Mildred Davis, ‘They Buried A Man’

Kerrie at Mysteries in Paradise hosts the Crime Fiction Alphabet each week. This week we’re halfway through with the letter M and I’m highlighting Mildred B. Davis…

‘The fatal poisoning had happened more than twenty years before…

Now the best loved man in Little Forks was dead, victim of a cruel and senseless automobile accident.

“Could it be a case of belated justice?” the doctor wondered to his wife. And the town’s new young newspaper editor began to do some wondering of his own. What had the dead man, Selwyn Buoman, really been like? Was this upright man guilty of an old murder nobody wanted to talk about?

Being a good newspaperman, Gunnard Kerr went deeper and deeper into the life of Selwyn Buoman, and at last he found the extraordinary solution to a murder – and to the character of an unusual man.’

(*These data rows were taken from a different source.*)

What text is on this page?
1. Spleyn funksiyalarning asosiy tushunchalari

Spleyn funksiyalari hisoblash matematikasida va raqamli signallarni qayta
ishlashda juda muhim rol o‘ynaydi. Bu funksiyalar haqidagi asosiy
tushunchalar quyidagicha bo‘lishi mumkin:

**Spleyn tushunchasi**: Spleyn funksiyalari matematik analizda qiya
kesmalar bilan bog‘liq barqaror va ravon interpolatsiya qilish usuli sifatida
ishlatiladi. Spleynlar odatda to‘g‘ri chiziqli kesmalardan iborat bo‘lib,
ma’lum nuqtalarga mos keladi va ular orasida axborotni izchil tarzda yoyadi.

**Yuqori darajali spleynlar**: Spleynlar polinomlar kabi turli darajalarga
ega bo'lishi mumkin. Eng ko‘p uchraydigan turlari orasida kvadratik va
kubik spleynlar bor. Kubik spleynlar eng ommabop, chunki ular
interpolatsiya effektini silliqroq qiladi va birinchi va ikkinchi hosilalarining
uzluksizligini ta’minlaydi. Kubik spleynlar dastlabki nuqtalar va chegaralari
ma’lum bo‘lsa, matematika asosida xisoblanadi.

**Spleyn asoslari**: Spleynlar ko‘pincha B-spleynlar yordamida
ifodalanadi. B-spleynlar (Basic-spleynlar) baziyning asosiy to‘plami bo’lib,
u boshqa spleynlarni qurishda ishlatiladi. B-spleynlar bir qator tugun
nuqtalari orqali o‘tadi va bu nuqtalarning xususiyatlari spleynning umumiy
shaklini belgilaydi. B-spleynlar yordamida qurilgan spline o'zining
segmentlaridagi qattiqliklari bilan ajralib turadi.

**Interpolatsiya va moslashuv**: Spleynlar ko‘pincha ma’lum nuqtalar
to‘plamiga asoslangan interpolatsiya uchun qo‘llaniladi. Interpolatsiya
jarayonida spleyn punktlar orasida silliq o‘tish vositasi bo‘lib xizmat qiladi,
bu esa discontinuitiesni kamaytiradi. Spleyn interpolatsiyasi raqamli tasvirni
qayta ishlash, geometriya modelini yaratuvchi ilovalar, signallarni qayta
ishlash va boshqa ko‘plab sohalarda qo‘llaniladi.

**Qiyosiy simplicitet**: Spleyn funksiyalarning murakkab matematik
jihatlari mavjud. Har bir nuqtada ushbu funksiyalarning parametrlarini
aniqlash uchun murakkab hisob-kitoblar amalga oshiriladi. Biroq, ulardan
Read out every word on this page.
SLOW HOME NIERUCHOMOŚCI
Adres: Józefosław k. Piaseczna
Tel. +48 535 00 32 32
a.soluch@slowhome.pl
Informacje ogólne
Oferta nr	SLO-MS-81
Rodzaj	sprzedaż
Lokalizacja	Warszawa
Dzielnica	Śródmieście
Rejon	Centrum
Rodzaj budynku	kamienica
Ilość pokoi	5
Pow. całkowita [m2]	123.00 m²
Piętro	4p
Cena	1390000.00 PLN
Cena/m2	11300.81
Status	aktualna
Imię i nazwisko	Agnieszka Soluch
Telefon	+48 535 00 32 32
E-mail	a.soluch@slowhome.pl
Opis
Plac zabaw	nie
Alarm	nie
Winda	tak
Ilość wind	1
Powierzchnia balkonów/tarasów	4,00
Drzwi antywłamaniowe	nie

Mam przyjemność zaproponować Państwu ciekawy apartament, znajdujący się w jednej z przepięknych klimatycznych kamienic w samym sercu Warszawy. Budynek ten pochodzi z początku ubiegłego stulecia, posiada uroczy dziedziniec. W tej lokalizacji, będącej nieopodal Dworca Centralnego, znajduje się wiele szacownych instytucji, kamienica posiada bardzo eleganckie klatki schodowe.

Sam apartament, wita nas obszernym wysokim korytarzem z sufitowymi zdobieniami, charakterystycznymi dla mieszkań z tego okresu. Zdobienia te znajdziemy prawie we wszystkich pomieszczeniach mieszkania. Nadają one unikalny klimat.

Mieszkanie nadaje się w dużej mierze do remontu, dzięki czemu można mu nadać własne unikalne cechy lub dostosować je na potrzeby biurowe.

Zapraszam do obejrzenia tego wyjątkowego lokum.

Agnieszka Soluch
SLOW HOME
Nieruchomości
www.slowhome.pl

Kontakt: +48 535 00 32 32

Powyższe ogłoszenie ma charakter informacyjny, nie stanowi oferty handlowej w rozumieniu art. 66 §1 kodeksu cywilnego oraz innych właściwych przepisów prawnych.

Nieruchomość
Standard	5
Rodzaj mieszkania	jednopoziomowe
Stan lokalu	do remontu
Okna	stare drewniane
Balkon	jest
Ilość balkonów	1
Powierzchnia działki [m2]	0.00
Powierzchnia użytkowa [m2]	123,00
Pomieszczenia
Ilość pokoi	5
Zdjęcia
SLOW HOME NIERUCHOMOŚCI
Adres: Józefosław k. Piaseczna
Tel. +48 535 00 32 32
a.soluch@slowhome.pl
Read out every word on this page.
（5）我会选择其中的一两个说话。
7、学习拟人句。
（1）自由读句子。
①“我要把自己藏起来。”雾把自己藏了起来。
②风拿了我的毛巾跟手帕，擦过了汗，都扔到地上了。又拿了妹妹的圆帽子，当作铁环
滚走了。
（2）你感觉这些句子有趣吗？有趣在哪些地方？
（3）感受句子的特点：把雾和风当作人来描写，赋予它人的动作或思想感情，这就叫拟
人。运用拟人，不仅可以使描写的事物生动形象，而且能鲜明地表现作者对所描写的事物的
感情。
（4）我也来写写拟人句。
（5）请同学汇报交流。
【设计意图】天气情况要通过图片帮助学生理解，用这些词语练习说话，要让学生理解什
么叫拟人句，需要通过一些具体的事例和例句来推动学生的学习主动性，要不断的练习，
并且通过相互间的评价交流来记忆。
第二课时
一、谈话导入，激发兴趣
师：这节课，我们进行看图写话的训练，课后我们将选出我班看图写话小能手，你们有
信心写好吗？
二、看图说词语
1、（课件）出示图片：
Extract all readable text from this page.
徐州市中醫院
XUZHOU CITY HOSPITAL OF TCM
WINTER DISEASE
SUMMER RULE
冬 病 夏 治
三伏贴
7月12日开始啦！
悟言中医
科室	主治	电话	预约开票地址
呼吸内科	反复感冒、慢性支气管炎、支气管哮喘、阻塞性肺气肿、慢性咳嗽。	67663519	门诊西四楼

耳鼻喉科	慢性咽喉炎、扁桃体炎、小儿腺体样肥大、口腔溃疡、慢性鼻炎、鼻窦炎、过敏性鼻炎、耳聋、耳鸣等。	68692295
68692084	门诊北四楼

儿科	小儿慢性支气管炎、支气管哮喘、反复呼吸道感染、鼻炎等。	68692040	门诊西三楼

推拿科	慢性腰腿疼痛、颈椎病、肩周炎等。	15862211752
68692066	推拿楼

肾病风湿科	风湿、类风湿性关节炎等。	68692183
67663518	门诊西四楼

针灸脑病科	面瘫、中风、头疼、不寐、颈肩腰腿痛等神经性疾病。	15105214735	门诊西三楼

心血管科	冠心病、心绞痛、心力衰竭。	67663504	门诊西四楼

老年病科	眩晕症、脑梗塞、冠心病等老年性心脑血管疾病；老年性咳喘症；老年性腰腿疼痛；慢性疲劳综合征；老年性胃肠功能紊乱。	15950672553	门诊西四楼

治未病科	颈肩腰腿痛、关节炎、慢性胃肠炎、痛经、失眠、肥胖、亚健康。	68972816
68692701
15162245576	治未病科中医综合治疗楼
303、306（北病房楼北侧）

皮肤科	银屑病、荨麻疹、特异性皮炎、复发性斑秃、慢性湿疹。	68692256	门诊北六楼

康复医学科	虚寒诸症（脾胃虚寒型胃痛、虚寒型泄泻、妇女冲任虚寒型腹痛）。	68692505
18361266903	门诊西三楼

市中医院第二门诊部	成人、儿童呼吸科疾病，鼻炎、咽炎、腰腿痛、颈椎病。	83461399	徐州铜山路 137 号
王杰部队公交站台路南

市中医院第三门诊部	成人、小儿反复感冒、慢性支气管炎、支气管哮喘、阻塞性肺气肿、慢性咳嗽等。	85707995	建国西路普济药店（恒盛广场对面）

I thoroughly enjoyed this mystery! I HAD to get to the end to see who did it. Ms. Davis used multiple narrators to tell the story. Chapters titled as to whom was telling their side of the story-Story Continued by Minnie Caldecott… It was fun getting to know the characters this way. Like an actress sliding into a role, Ms. Davis slid into character as she wrote each chapter. I enjoyed the small town atmosphere and relationships. I liked the characters. Even the not so lovely or nice ones you found yourself understanding and wanting them to grow and become better people. It was interesting in seeing how the secrets and character of one man effected the whole community and changed the course of all the residents lives. I highly recommend this book. I am on the look out now for her first book, ‘ The Room Upstairs’.

Quotes from the book:

‘they buried a man a year ago. A man Little Forks knew and loved for nearly half a century. A man who ….. They buried a man a year ago, but they couldn’t bury all the threads with which he was tied to the people he left behind.’

‘Bert and I weren’t superstitious. We knew there was nothing in the plaster of the walls or the wood of the floor to make our Una unhappy because she lived In a room where there’d been so much misery 24 years ago. Just as there was nothing in the plaster and the wood of the dining room to make it haunted because a man fell dead there with a bellyful of poison 22 years ago. What happened in these rooms and between these walls long ago wasn’t in them any more. Even Bert’s and my happiness wasn’t in them. They were just walls and rooms, and the misery and happiness was only in the people who walked in them.’

You can check out more about Mildred @ Mildred Davis Mystery Bookroom

1948 – The Room Upstairs (Edgar Award for Best First Novel, presented by the Mystery Writers of America)
1953 – They Buried a Man
1954 – Suicide Hour (a novella) click on the link to download a free copy!
1955 – The Dark Place
1964 – The Voice on the Telephone
1966 – The Sound of Insects
1967 – Strange Corner
1967 – Walk Into Yesterday (aka Nightmare of Murder)
1969 – The Third Half
1971 – Three Minutes to Midnight
1974 – The Invisible Boarder
1975 – Tell Them What’s-Her-Name Called
1977 – Scorpion
1977 – Lucifer Land (co-authored w/Katherine Davis)
2006 – Murder in Maine: The Avenging of Nevah Wright (co-authored w/Katherine Roome)
2007 – Murder in Maine: The Fly Man Murders
2008 – Murder in Maine: The Butterfly Effect

This book also counts toward my Vintage Mystery Challenge over at Bev’s My Readers Block.